Usted está aquí: jueves 21 de febrero de 2008 Cultura El eterno retorno

Margo Glantz

El eterno retorno

Acabo de regresar de un viaje. Estuve en París, en Colmar y en Düsseldorf. Me tocaron los peores momentos de Sarkozy, su matrimonio, el escándalo de su correspondencia secreta con Cecilia: “si tú me dices sí, lo dejo todo”; se comentaba la desnudez de Carla Bruni, ataviada solamente con botas y su anillo de matrimonio, idéntico al que le había dado Sarkozy a Cecilia; Carla, mucho más bella, más alta y rica que él, de vida “licenciosa”: el sainete, seguido de la caída de popularidad del presidente, más bien playboy que gobernante.

Además, visité varios museos: el taller de Giacometti en el Pompidou; la vestimenta de Les années folles en el Gallíera, los artistas alemanes degenerados y los horrores de la Primera Guerra Mundial (Dix, Grosz, Beckmann) en el Maillol; las fotografías del neoyorquino Saul Leiter en la Fundación Cartier-Bresson: Leiter, fotógrafo y pintor a quien la notoriedad no le preocupaba, pues había vivido desde niño “la desaprobación”: su padre, un rabino, quería que también lo fuese y para él la fotografía era non sancta, su madre le regalaba, a hurtadillas, una cámara; la exposición El infierno de la Biblioteca Nacional François Mitterrand, sección alojada en una región secreta del edificio de la calle Richelieu, donde hice mis investigaciones para doctorarme y donde, durante los años 20 del siglo pasado, trabajaba Georges Bataille, y recopilaba el material para sus famosos ensayos publicados en la revista Documents y para muchos de sus libros eróticos, Historia del Ojo, Madame Edwarda, Mi madre, El erotismo, Las lágrimas de Eros...; allí tambien trabajó Simone de Beauvoir para escribir el libro que la volvió famosa, El segundo sexo, para sólo mencionar a unos cuantos

Caminé infatigable por calles extrañamente asoleadas, recorrí bazares, grandes tiendas en época gloriosa de saldos, vi mucho cine, especialmente me maravilló una película ruso-belga de Andrey Zvyagintsev, intitulada en francés Le banissement (El exilio); asimismo, asistí a la representación de una cantata intitulada La pasión de Sor Juana, bastante lamentable, pero muy aplaudida, en la iglesia de Saint Germain de Pré, escrita y cantada por chilenos, de la cual me ocuparé en otro espacio.

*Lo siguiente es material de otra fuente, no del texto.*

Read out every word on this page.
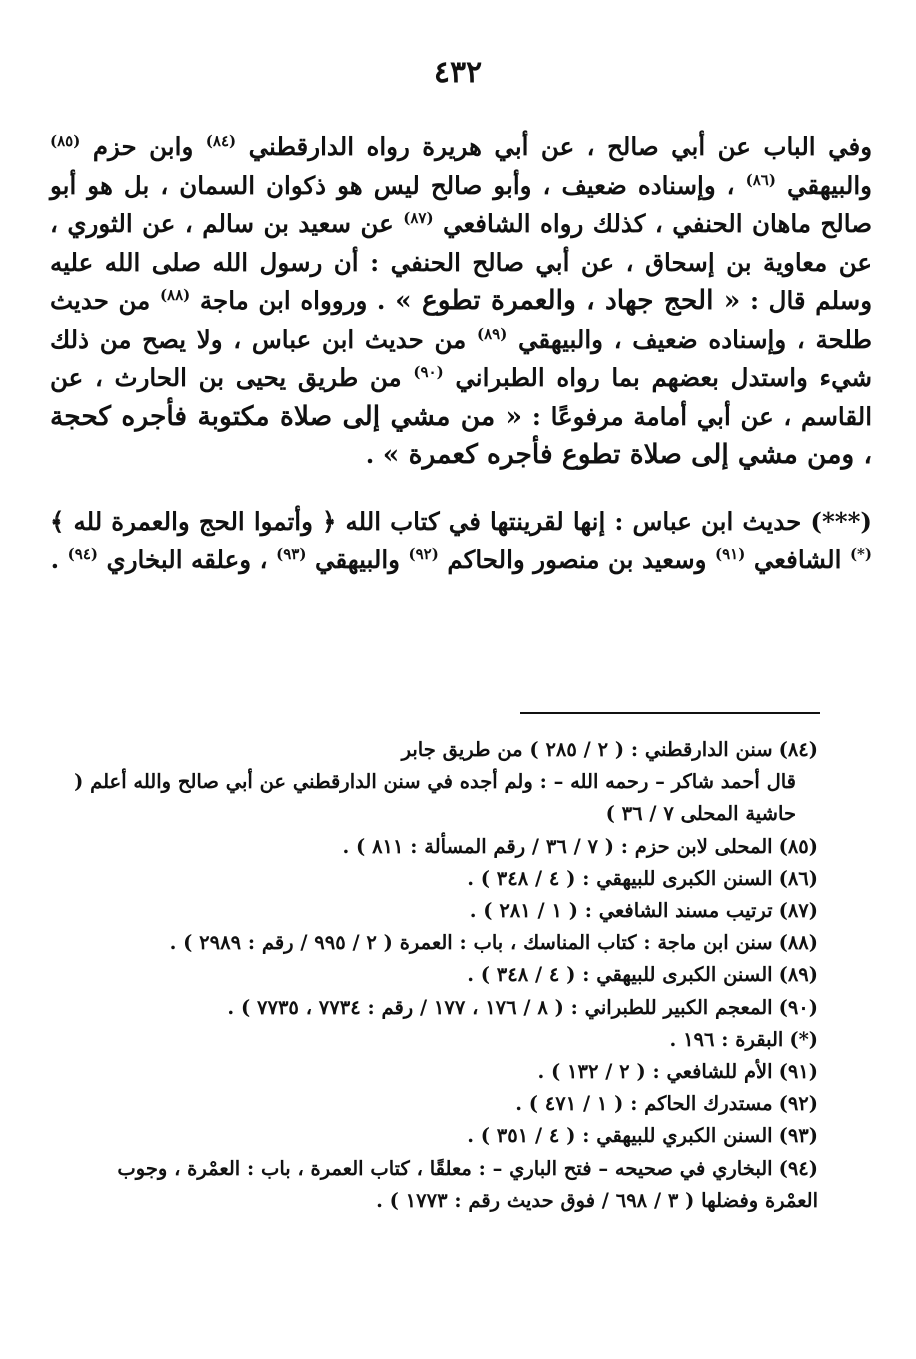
٤٣٢

وفي الباب عن أبي صالح ، عن أبي هريرة رواه الدارقطني $^{(٨٤)}$ وابن حزم $^{(٨٥)}$ والبيهقي $^{(٨٦)}$ ، وإسناده ضعيف ، وأبو صالح ليس هو ذكوان السمان ، بل هو أبو صالح ماهان الحنفي ، كذلك رواه الشافعي $^{(٨٧)}$ عن سعيد بن سالم ، عن الثوري ، عن معاوية بن إسحاق ، عن أبي صالح الحنفي : أن رسول الله صلى الله عليه وسلم قال : « الحج جهاد ، والعمرة تطوع » . وروواه ابن ماجة $^{(٨٨)}$ من حديث طلحة ، وإسناده ضعيف ، والبيهقي $^{(٨٩)}$ من حديث ابن عباس ، ولا يصح من ذلك شيء واستدل بعضهم بما رواه الطبراني $^{(٩٠)}$ من طريق يحيى بن الحارث ، عن القاسم ، عن أبي أمامة مرفوعًا : « من مشي إلى صلاة مكتوبة فأجره كحجة ، ومن مشي إلى صلاة تطوع فأجره كعمرة » .

(***) حديث ابن عباس : إنها لقرينتها في كتاب الله ﴿ وأتموا الحج والعمرة لله ﴾ (*) الشافعي $^{(٩١)}$ وسعيد بن منصور والحاكم $^{(٩٢)}$ والبيهقي $^{(٩٣)}$ ، وعلقه البخاري $^{(٩٤)}$ .

(٨٤)سنن الدارقطني : ( ٢ / ٢٨٥ ) من طريق جابر

قال أحمد شاكر – رحمه الله – : ولم أجده في سنن الدارقطني عن أبي صالح والله أعلم ( حاشية المحلى ٧ / ٣٦ )

(٨٥)المحلى لابن حزم : ( ٧ / ٣٦ / رقم المسألة : ٨١١ ) .

(٨٦)السنن الكبرى للبيهقي : ( ٤ / ٣٤٨ ) .

(٨٧)ترتيب مسند الشافعي : ( ١ / ٢٨١ ) .

(٨٨)سنن ابن ماجة : كتاب المناسك ، باب : العمرة ( ٢ / ٩٩٥ / رقم : ٢٩٨٩ ) .

(٨٩)السنن الكبرى للبيهقي : ( ٤ / ٣٤٨ ) .

(٩٠)المعجم الكبير للطبراني : ( ٨ / ١٧٦ ، ١٧٧ / رقم : ٧٧٣٤ ، ٧٧٣٥ ) .

(*)البقرة : ١٩٦ .

(٩١)الأم للشافعي : ( ٢ / ١٣٢ ) .

(٩٢)مستدرك الحاكم : ( ١ / ٤٧١ ) .

(٩٣)السنن الكبري للبيهقي : ( ٤ / ٣٥١ ) .

(٩٤)البخاري في صحيحه – فتح الباري – : معلقًا ، كتاب العمرة ، باب : العمْرة ، وجوب العمْرة وفضلها ( ٣ / ٦٩٨ / فوق حديث رقم : ١٧٧٣ ) .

Pero la perla de la corona fue mi visita a Colmar, antigua ciudad medieval situada en Alsacia, teatro de tantas polémicas y batallas entre alemanes y franceses. En el museo Unterlinden, una exposición de la pintura renana, simultáneamente exhibida en la Kunzhallede de Karlsruhe; figuran pintores como Baldung Grien, Durero, Altdorfer y Martin Schongauer, cuyos grabados fueron muy reproducidos en México durante el siglo XVI, como lo explicaba en sus clases el maravilloso Paco de la Maza, mi maestro en la Facultad de Filosofía cuando se alojaba en Mascarones. En 1955 estuve en Colmar con Paco López Cámara para visitar el retablo de Issenheim pintado por Matthias Grünewald y decorado con esculturas de Nicolas de Haguenau, que dejó en mí una profunda impresión y un exacto recuerdo. Pasé más de 50 años queriendo volver y en mis frecuentes visitas a París siempre intentaba ir, pero por distintas razones nunca pude hacerlo. Ahora el políptico se halla en la nave principal de la iglesia de Colmar, aunque originalmente se pintó y decoró para la ciudad de Issenheim, separados sus múltiples paneles para poder contemplarlos con perfección; se empieza por la Crucifixión, cuyos personajes disminuidos en relación con Cristo, demuestran su dolor, concentrado en sus manos, donde radica el máximo de la expresividad. Imposible no detenerse en la manera en que la Magdalena, la figura más pequeña de la hoja principal, estira sus brazos y enlaza sus manos en un elocuente gesto de desesperación, mientras la Virgen María vestida como monja se muestra más retenida en la expresión de su dolor; San Juan, al lado izquierdo señala hacia Cristo y su dedo se alarga con desmesura, apenas predicando, mientras las manos y los pies del Redentor, atravesados por los clavos, denotan no un sufrimiento moral sino un verdadero e intenso dolor físico que desmesura sus dedos alargados, excediendo e ilimitando su escasa anatomía. El cuerpo de Cristo es una llaga viva, su color es violáceo y el paño que cubre su bajo vientre es un pedazo de tela desgarrada. Mirar sus pies es casi intolerable, se enciman atravesados por un inmenso clavo negro y de sus dedos escurre una sangre espesa y roja que cae en gotas pesadas sobre la tierra.